Qu’est-ce que l’éthique en entreprise ?
L’éthique en entreprise désigne l’ensemble des principes moraux et des valeurs humaines qui orientent les décisions, les comportements et les pratiques d’une organisation, en parallèle de sa recherche de performance économique. Elle couvre les dimensions sociale, environnementale et de gouvernance.
L’éthique des affaires consiste ainsi, pour une entreprise, à intégrer ces principes moralement responsables dans l’ensemble de ses actions et prises de décisions, à travers des pratiques sociales, environnementales et économiques. Le respect de ces valeurs éthiques en entreprise se traduit par ce que l’on appelle plus communément la RSE – Responsabilité Sociétale des Entreprises.
Soyons clairs : l’éthique ne se résume pas à un document affiché dans un couloir. Elle irrigue la culture d’entreprise, les processus de décision, les relations avec les fournisseurs et la manière dont les managers interagissent avec leurs équipes au quotidien. Comme le souligne une analyse du Carrefour RH, les organisations dotées d’un programme éthique structuré constatent un niveau de confiance interne significativement supérieur, ce qui se répercute directement sur l’engagement et la rétention des talents (Carrefour RH – L’éthique dans l’organisation, une affaire de confiance).
Pourquoi intégrer l’éthique en entreprise ?

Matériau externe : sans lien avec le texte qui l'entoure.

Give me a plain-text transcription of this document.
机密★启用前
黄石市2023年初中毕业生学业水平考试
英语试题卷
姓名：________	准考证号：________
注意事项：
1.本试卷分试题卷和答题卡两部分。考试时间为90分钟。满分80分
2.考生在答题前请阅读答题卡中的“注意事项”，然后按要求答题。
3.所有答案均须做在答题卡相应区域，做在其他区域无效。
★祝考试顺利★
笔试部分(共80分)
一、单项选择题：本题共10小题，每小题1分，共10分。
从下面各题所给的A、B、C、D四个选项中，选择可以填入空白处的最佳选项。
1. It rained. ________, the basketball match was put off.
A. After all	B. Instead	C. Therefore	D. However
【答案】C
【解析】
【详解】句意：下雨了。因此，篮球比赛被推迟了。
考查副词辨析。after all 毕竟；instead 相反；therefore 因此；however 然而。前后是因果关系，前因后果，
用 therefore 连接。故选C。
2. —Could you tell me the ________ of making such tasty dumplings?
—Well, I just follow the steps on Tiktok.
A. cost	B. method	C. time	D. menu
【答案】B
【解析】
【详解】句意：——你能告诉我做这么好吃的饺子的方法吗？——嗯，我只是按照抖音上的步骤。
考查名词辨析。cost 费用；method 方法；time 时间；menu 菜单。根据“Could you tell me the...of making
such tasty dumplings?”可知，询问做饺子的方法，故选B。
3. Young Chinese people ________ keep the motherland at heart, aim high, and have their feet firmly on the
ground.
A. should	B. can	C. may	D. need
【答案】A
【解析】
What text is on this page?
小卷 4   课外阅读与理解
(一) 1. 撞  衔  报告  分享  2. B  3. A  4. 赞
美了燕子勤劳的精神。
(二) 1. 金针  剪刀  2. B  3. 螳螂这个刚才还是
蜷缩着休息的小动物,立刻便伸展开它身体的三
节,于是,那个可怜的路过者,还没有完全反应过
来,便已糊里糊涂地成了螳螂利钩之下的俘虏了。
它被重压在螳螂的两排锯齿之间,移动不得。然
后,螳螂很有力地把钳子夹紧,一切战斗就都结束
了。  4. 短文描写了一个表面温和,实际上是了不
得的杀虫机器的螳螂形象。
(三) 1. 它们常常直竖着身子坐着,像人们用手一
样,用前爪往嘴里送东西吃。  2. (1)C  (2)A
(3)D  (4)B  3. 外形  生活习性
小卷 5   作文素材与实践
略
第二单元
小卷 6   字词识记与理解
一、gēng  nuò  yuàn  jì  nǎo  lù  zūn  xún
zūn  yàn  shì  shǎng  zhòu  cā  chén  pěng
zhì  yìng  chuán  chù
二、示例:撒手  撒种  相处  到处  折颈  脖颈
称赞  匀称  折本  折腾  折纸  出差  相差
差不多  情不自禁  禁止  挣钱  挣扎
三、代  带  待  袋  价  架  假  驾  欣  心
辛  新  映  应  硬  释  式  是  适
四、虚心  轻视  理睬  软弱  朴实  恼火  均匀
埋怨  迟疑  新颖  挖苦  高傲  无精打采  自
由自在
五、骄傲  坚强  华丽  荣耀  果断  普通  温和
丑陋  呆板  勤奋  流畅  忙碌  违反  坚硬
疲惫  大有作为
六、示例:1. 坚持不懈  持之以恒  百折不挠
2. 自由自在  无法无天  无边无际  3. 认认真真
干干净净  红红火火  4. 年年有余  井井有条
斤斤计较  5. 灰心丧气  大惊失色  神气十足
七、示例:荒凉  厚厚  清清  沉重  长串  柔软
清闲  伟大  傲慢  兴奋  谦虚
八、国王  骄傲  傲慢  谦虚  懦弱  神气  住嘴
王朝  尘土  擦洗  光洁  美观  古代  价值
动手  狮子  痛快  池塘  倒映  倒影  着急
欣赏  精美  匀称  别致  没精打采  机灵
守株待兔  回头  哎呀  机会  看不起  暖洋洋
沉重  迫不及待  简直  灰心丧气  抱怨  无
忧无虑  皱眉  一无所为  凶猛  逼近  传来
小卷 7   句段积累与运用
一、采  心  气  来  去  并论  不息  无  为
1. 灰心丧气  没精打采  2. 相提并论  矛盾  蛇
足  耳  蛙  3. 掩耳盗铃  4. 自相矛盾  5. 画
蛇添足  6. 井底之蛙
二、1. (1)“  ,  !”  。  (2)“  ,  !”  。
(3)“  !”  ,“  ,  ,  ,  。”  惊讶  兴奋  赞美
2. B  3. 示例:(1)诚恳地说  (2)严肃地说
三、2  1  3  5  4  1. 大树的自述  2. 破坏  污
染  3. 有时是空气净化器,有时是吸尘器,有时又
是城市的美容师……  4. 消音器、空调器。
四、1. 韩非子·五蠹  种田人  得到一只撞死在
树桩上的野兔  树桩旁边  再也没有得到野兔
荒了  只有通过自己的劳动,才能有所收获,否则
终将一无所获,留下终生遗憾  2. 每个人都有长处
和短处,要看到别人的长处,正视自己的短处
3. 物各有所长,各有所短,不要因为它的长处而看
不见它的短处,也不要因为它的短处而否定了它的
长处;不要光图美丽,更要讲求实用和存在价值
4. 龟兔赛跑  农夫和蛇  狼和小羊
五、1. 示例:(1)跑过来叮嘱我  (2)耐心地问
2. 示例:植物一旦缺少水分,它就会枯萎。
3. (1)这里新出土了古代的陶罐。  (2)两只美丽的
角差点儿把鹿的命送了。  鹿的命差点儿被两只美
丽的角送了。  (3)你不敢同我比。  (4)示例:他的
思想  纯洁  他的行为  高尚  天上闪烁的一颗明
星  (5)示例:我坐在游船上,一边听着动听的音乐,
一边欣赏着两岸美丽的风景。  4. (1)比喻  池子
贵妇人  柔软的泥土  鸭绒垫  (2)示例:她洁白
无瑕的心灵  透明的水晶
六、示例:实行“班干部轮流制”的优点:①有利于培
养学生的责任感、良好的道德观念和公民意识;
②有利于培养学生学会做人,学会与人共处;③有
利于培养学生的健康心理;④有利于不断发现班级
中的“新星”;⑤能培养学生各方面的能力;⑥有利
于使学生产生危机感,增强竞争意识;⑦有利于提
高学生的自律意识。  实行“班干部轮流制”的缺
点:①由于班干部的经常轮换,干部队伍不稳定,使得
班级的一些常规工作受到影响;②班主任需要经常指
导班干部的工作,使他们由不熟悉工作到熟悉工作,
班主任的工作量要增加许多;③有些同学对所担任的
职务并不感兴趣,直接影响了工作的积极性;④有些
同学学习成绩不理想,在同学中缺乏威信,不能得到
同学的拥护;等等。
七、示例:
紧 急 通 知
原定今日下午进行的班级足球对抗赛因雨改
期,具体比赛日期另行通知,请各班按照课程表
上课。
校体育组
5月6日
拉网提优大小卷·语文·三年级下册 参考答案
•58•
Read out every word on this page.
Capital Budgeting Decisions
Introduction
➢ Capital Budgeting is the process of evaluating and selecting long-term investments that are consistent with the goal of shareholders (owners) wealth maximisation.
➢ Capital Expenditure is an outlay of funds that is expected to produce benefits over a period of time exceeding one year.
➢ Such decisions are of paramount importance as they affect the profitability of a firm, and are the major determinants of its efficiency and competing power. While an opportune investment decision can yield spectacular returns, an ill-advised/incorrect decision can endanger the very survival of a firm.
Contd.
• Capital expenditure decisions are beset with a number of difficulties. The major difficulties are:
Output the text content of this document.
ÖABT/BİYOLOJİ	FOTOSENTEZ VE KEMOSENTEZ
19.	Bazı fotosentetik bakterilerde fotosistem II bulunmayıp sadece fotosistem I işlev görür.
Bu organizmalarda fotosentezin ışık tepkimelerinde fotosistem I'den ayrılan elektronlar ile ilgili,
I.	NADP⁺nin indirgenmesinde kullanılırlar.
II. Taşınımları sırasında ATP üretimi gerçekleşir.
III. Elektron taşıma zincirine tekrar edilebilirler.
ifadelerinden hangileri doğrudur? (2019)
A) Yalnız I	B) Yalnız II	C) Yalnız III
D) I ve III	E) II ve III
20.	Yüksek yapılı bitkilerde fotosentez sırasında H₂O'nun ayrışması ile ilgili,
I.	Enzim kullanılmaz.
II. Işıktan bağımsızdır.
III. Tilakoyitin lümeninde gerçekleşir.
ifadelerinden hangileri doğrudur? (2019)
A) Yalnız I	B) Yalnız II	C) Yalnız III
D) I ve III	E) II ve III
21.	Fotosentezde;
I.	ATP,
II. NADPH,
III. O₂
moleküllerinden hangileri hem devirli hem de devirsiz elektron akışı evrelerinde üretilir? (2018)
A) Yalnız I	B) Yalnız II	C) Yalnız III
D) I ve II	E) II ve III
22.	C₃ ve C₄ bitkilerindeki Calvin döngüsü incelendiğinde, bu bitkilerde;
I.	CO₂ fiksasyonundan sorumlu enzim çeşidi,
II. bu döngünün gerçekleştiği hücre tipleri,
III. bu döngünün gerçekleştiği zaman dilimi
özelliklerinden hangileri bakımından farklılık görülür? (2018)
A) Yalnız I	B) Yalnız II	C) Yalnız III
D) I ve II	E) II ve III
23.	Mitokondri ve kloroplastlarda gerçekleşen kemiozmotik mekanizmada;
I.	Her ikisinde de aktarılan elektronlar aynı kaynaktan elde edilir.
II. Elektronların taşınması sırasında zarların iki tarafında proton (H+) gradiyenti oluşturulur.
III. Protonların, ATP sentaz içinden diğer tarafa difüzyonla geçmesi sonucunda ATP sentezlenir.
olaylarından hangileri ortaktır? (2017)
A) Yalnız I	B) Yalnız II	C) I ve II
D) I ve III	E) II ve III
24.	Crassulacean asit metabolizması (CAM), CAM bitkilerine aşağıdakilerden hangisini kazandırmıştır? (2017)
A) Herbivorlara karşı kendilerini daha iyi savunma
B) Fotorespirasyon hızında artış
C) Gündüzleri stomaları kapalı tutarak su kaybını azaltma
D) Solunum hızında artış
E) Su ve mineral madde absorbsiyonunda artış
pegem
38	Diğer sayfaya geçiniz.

Au-delà des bénéfices pour la société dans son ensemble, intégrer l’éthique en entreprise présente des avantages tangibles pour l’organisation elle-même. Cela permet notamment de :
- Promouvoir sa marque employeur et attirer les talents ;
- Valoriser l’image de marque auprès des clients et partenaires ;
- Renforcer le sentiment d’appartenance et fidéliser ses collaborateurs ;
- Diminuer le turn-over et l’absentéisme ;
- Améliorer le bien-être au travail ;
- Accroître les performances de l’entreprise grâce à la vente de services et produits responsables ;
- Booster l’attractivité de la société auprès des investisseurs, notamment dans le cadre des critères ESG ;
- Renforcer la compétitivité de l’entreprise sur le long terme ;
- Respecter la réglementation en vigueur : l’éthique des affaires est en effet encadrée par un nombre croissant de textes (obligations RSE, RGPD, loi Sapin 2, loi sur le devoir de vigilance, directive CSRD, directive CS3D…) ;
- Offrir une ligne de conduite à ses collaborateurs, qui homogénéise les comportements, apaise les relations interpersonnelles et réduit les risques de conflits et de tensions ;
- Se positionner comme une entreprise responsable et comme acteur de la transition écologique et du bien-être au travail ;
- Créer un cadre de référence qui facilite la prise de décisions stratégiques.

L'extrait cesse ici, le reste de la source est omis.